We returned to Judea. In the first embrace of my family all was forgotten and forgiven. My brother rejoiced in Salome’s happiness; and even her rejected kinsman, despite his reluctance, acknowledged the claims of him who had saved the life of the father, to the daughter’s hand.

What perception of health is ever so exquisite as when we first rise from the bed of sickness? What enjoyment of the heart is so full of delight as that which follows extreme suffering? I had but just escaped the most formidable personal hazards; I had escaped the still deeper suffering of seeing ruin fall on beings whom I would have died to rescue. Salome’s heart, overflowing with happiness, gave new brightness to her eyes and new animation to her lovely form. She danced with involuntary joy, she sang, she laughed; her fancy kindled into a thousand sparklings. Beautiful being! in my visions thou art still before me. I clasp thee to my widowed heart, and hear thy sweet voice, sweeter than the fountain in the desert to the pilgrim, cheering me in the midst of my more than pilgrimage.

During the Jubilee

An accession of opulence gave the only increase, if increase could be given, to the happiness that seemed within my reach. The year of Jubilee arrived. Abolished as the chief customs of Judea had been by the weakness and guilt of idolatrous kings and generations, they were still observed by all who honored the faith of their fathers. The law of Jubilee was sacred in our mountains; it was the law of a wisdom and benevolence above man.

Its peculiar adaptation to Israel, its provision for the virtue and happiness of the individual, and its safeguard of the public strength and constitutional integrity, were unrivaled amongst the finest ordinances of the ancient world.

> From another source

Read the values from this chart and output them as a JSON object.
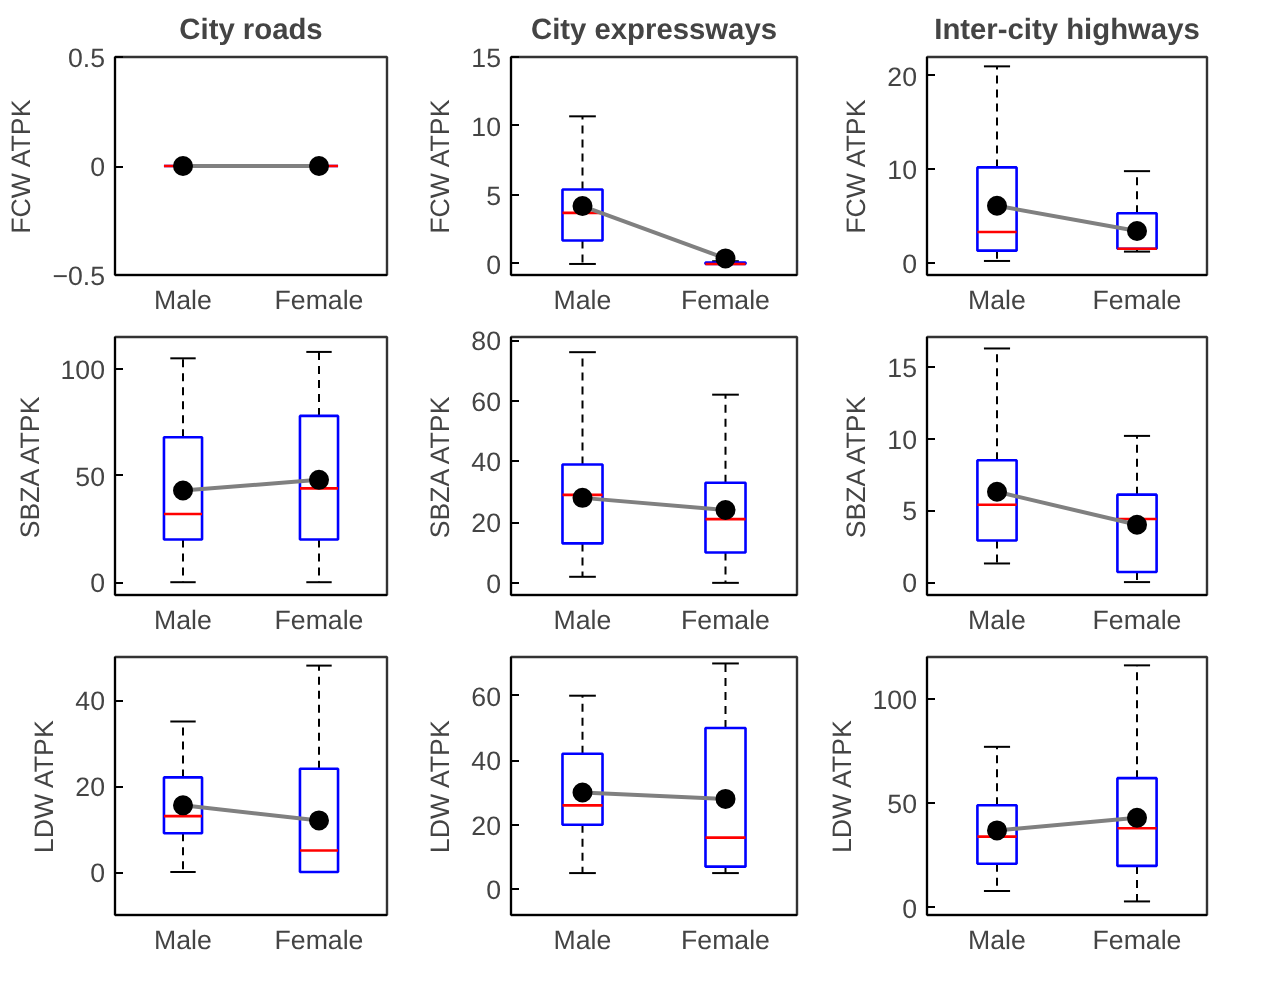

On the entrance of the Israelites into Canaan, the land was divided, by the inspired command, among the tribes according to their numbers. To each family a portion was assigned as a gift from heaven. The gift was to be inalienable. The estate might be sold for a period; but in the fiftieth year, on the evening of the Day of Atonement, in the month of Tishri, the sound of the trumpets from the sanctuary, echoed by thousands of voices from every mountain-top, proclaimed the Jubilee. Then returned, without purchase, every family to its original possessions. All the more abject degradations of poverty, the wearing out of families, the hopeless ruin, were obviated by this great law. The most undone being in the limits of Judea had still a hold in the land. His ruin could not be final, perhaps could not extend beyond a few years; in the last extremity he could not be scorned as one whose birthright was extinguished; the Jubilee was to raise him up and place the outcast in the early rank of the sons of Israel. All the higher feelings were cherished by this incomparable hope. The man, conscious of his future possessions, retained the honorable pride of property under the sternest privations. The time was hurrying on when he should stand on an equality with mankind, when his worn spirit should begin the world again with fresh vigor, if he were young; or when he should sit under the vine and the fig-tree of his fathers, if his age refused again to struggle for the distinctions of the world.

The Allotment of Naphtali

The agrarian law of Rome and Sparta, feeble efforts to establish this true foundation of personal and political vigor, showed at once both the natural impulse and the weakness of human wisdom. The Roman plunged the people into furious dissensions, which perished almost in their birth. The Spartan was secured for a time only by barbarian prohibitions of money and commerce—a code which raised an iron wall against civilization, turned the people into a perpetual soldiery, and finally, by the mere result of continual war, overthrew liberty, dominion, and name.

The Jubilee was for a peculiar people, restricted by a divine interposition from increase beyond the original number. But who shall say how far the same benevolent interposition might not have been extended to all nations, if they had revered the original compact of heaven with man? How far throughout the earth the provisions for each man’s wants might not have been secured—the overwhelming superabundance of portionless life that fills the world with crime might not have been restrained; how far despotism, that growth of desperate abjectness of the understanding and gross corruption of the senses, might not have been repelled by manly knowledge and native virtue? But the time may come.